The chief clerk smiled. “It must be something pretty serious to rattle you that way,” was his comment. “You are a good enough railroad man to know that my department has nothing to do with yours, except to ask questions of it. And that reminds me: here is a letter from the general manager asking if we have a late map of the Denver yards. The president is coming west in a day or two, and there is a plan on foot for extensions, I believe.”

“Well?” said Brant.

“It isn’t well—it’s ill. We haven’t any such map, and I don’t see but what you will have to stay and make one.”

Now, to a man in Brant’s peculiar frame of mind employment was only one degree less welcome than immediate release. Wherefore he caught at the suggestion so readily that Antrim was puzzled.

“I thought you had to go away, whether or no,” he said curiously.

“Oh, I suppose I can put it off if I have to,” Brant rejoined, trying to hedge.

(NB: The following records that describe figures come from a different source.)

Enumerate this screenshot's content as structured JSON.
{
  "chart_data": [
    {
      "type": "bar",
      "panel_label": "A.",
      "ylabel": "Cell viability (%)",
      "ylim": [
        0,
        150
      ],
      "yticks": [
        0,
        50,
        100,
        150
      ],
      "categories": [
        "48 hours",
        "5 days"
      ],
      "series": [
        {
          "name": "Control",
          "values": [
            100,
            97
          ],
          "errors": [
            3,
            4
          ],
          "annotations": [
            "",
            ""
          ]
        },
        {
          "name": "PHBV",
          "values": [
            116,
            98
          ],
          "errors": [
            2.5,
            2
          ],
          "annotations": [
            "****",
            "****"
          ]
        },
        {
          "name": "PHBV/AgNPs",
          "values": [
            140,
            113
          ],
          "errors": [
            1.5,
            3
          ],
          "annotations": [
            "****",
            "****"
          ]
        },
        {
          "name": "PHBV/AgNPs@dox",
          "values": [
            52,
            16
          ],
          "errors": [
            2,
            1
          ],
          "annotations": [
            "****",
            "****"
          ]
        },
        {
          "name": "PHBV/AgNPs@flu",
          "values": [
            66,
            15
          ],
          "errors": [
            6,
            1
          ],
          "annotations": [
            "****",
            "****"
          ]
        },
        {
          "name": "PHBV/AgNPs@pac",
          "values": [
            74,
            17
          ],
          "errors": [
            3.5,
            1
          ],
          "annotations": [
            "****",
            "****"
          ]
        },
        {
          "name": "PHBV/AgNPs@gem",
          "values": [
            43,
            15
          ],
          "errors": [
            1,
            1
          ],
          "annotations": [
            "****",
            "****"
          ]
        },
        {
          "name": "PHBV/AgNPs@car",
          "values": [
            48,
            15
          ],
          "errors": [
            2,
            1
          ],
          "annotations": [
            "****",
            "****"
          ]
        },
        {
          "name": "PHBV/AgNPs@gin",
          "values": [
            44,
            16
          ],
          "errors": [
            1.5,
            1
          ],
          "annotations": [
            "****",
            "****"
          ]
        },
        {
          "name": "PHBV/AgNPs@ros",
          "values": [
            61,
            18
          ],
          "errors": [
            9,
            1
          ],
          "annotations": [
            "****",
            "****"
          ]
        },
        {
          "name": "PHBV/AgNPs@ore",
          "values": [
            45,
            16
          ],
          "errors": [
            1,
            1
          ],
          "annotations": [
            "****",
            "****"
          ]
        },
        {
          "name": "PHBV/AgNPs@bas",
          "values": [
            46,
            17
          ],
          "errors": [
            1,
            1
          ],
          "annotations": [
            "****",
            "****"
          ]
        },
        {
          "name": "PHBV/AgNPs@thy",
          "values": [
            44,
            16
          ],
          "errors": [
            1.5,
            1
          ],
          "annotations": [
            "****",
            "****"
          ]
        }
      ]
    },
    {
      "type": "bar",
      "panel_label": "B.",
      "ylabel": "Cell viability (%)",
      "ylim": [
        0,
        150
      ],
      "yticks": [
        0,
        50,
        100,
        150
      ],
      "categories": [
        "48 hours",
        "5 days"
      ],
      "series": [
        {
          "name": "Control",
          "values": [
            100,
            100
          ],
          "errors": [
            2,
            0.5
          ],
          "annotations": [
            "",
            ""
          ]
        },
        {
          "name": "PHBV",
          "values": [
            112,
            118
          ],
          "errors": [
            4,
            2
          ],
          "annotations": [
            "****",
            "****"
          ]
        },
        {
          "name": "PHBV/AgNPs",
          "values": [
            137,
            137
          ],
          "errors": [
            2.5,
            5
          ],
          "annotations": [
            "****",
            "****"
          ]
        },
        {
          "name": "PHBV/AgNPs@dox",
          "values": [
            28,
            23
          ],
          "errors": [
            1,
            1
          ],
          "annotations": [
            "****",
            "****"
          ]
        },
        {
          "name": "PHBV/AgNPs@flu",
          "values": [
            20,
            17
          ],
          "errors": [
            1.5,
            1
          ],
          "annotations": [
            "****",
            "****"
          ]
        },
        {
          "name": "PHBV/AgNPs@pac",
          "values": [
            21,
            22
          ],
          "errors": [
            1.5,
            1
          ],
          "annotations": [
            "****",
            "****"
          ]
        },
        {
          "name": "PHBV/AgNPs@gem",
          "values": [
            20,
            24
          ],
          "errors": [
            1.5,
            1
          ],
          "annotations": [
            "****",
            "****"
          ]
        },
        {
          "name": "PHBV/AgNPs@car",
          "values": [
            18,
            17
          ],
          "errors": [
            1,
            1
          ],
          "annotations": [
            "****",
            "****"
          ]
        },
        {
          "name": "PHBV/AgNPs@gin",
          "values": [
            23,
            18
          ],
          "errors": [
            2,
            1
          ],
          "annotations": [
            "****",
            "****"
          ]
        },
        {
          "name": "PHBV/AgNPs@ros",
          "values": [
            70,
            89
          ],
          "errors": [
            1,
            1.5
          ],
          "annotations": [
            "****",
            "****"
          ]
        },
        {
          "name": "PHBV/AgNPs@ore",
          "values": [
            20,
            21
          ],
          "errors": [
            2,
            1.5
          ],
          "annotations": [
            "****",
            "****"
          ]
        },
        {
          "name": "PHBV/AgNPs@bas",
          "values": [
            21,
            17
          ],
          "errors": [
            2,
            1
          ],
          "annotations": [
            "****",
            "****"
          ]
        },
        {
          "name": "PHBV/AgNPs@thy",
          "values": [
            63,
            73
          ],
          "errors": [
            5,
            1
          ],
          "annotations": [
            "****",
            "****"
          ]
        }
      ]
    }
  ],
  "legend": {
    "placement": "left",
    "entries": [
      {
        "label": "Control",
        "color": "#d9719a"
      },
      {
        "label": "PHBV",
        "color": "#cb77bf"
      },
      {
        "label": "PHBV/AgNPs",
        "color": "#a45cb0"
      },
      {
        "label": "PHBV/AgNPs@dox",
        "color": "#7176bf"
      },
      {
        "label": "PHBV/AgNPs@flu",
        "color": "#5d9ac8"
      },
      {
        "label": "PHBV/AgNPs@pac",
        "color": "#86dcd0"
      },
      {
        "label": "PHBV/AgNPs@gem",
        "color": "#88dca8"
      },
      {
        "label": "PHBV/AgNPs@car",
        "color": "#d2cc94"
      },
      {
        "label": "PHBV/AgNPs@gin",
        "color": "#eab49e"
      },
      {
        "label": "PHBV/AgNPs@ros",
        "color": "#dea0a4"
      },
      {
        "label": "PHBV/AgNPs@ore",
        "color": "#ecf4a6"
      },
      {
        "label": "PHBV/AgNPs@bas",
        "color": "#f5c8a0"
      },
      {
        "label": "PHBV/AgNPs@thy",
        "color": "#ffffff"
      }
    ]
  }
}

“Which is another way of telling me to mind my own business,” retorted Antrim good-naturedly. “That’s all right; only, if you have struck a bone, you can comfort yourself with the idea that you have plenty of good company. No one of us has a monopoly of all the trouble in the world.”

“No, I suppose not.” Brant said so much, and then got far enough away from his own trouble to notice that the chief clerk was looking haggard and seedy.

“You look as if you had been taking a turn at the windlass yourself, Harry. Have you?”

“Yes, something of that sort,” replied Antrim, but he turned quickly to the papers on his desk.